Ce qui m'intéresse dans ce type de cinéma, c'est sa capacité à me faire réfléchir sur l'être humain. Funny Games, Festen ou Eden Lake fonctionnent, à mes yeux, parce qu'ils reposent sur des mécanismes sociaux et psychologiques qui me paraissent plausibles. Même lorsqu'ils poussent la violence à l'extrême, ils restent profondément ancrés dans une réalité que je reconnais.
Avec Speak No Evil, j'ai ressenti une rupture. Les personnages acceptent des situations et des comportements qui me semblent trop éloignés des normes sociales auxquelles nous sommes confrontés au quotidien. Je ne me suis donc plus demandé ce que le film racontait de l'être humain, mais pourquoi les personnages continuaient à agir ainsi. À partir de ce moment-là, mon immersion s'est progressivement effondrée.
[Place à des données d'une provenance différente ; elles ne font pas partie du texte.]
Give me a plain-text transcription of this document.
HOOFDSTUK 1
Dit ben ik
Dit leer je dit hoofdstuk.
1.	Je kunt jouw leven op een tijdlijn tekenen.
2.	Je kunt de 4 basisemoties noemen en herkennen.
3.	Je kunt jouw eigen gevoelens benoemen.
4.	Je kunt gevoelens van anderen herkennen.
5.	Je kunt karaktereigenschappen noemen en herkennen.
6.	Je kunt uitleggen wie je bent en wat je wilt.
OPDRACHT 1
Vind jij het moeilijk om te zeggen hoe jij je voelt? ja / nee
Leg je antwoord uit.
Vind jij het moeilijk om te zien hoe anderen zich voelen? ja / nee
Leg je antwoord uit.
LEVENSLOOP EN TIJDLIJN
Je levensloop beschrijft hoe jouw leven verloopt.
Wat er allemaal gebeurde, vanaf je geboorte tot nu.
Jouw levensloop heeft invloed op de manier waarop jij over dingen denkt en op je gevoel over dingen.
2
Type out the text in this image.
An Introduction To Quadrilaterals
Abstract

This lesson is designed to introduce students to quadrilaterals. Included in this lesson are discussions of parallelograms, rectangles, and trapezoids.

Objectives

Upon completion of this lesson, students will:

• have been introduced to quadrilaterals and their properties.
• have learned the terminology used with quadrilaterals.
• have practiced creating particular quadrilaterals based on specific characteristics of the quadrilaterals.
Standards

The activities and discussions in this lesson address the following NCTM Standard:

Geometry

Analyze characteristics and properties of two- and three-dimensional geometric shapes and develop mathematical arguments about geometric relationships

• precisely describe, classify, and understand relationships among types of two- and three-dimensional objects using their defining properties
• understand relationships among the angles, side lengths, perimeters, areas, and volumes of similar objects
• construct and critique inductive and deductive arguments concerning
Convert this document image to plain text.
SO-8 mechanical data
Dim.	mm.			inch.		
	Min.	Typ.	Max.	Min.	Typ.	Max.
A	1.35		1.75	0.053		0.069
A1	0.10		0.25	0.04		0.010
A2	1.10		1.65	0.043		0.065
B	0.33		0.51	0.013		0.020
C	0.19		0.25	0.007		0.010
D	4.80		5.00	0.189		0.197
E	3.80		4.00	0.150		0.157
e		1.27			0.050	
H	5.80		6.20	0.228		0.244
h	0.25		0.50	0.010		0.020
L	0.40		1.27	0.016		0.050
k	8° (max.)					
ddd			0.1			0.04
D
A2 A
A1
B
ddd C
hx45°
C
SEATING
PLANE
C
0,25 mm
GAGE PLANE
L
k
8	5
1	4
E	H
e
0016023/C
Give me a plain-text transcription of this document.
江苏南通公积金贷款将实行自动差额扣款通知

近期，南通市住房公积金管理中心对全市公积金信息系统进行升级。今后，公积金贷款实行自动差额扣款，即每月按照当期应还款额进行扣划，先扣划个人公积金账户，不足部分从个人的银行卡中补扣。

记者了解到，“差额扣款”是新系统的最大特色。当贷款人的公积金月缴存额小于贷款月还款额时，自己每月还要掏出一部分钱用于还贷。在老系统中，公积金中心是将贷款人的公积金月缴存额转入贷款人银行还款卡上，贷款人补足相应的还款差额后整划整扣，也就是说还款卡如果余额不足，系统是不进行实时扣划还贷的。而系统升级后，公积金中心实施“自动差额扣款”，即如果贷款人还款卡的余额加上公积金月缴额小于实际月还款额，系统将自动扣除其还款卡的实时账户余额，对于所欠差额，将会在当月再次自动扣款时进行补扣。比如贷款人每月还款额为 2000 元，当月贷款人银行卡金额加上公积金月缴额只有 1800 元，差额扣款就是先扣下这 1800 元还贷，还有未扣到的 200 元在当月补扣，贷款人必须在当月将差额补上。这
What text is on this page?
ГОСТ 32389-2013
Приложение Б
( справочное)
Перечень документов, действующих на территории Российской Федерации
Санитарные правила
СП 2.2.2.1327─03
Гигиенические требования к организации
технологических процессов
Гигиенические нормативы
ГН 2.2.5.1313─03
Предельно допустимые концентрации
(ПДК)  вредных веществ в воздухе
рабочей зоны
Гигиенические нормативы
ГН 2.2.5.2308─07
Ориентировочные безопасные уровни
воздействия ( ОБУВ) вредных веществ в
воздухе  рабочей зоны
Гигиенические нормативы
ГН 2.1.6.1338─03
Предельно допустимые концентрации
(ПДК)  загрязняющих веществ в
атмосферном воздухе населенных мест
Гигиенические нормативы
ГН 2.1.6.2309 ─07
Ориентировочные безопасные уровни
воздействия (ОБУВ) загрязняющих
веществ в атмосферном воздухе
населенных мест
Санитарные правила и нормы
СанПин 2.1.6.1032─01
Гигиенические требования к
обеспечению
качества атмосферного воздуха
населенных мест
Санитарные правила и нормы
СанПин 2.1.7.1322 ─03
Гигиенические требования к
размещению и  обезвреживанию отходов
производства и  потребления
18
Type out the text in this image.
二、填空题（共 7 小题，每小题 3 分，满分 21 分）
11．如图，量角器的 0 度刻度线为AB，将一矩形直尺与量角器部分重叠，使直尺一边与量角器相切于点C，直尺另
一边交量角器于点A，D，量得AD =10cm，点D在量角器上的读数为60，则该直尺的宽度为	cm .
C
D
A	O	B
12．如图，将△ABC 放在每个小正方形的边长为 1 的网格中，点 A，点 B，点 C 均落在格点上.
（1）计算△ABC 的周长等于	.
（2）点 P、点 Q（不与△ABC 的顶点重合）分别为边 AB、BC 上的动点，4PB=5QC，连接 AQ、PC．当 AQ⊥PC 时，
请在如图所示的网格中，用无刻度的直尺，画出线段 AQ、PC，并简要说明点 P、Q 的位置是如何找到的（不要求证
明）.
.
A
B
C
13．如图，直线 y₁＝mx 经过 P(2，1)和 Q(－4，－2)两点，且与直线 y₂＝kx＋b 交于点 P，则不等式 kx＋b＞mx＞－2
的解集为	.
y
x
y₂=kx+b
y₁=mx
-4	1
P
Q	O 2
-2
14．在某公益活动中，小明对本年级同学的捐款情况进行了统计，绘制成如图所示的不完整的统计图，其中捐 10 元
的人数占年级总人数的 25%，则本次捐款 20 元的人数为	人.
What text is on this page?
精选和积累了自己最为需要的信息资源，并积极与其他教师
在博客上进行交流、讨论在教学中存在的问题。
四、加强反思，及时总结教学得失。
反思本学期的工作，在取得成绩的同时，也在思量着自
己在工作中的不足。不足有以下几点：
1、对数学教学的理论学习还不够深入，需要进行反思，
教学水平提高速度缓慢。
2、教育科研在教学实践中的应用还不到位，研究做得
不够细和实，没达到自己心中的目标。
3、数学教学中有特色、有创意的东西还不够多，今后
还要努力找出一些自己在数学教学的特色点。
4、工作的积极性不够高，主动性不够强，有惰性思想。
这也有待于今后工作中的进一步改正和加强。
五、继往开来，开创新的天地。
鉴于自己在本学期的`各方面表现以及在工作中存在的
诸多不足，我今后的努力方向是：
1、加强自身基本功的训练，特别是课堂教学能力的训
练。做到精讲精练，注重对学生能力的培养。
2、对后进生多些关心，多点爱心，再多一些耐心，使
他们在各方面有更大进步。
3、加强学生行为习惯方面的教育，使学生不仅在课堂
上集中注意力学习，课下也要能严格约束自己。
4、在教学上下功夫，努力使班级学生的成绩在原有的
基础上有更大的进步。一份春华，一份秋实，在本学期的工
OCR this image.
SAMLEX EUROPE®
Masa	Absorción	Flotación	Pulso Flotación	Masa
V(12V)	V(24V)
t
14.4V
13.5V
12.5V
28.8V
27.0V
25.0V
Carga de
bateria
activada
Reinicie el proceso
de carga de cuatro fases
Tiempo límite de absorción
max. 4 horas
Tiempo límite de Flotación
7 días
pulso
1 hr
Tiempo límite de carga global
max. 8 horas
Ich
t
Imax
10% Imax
Pourtant, je comprends parfaitement l'intention du réalisateur. Le film cherche à construire une relation de confiance entre le spectateur et une famille qui semble parfaitement ordinaire, afin que le malaise s'installe peu à peu. C'est une idée que je trouve particulièrement intéressante. Malheureusement, j'ai eu le sentiment que cette confiance n'avait jamais vraiment le temps de se construire.
À mon sens, le film aurait gagné en puissance avec davantage de subtilité. Quelques détails presque imperceptibles, des comportements légèrement inhabituels mais encore explicables, des silences, des regards ou des remarques suffisamment discrets pour faire naître un doute sans jamais permettre au spectateur d'être certain de son interprétation. Si j'avais moi-même hésité à voir le danger, j'aurais beaucoup mieux compris pourquoi les personnages continuaient à avancer. Leur comportement m'aurait alors paru plus crédible, et le malaise aurait été bien plus profond.
Car c'est précisément cette crédibilité psychologique qui, selon moi, fait la force d'un thriller. Je peux accepter une histoire extrême, à condition que chaque étape semble être la conséquence naturelle de la précédente. Ici, cette continuité m'a manqué. Les réactions des personnages m'ont davantage rappelé les besoins du scénario que ceux d'êtres humains confrontés à une situation réelle.
Speak No Evil reste donc une œuvre portée par une intention pertinente, mais dont l'exécution ne m'a pas totalement convaincue. Là où d'autres films me donnent l'impression d'observer des mécanismes humains que je pourrais retrouver dans notre société, celui-ci m'a laissé le sentiment de regarder une fiction qui peine à me faire oublier qu'elle en est une.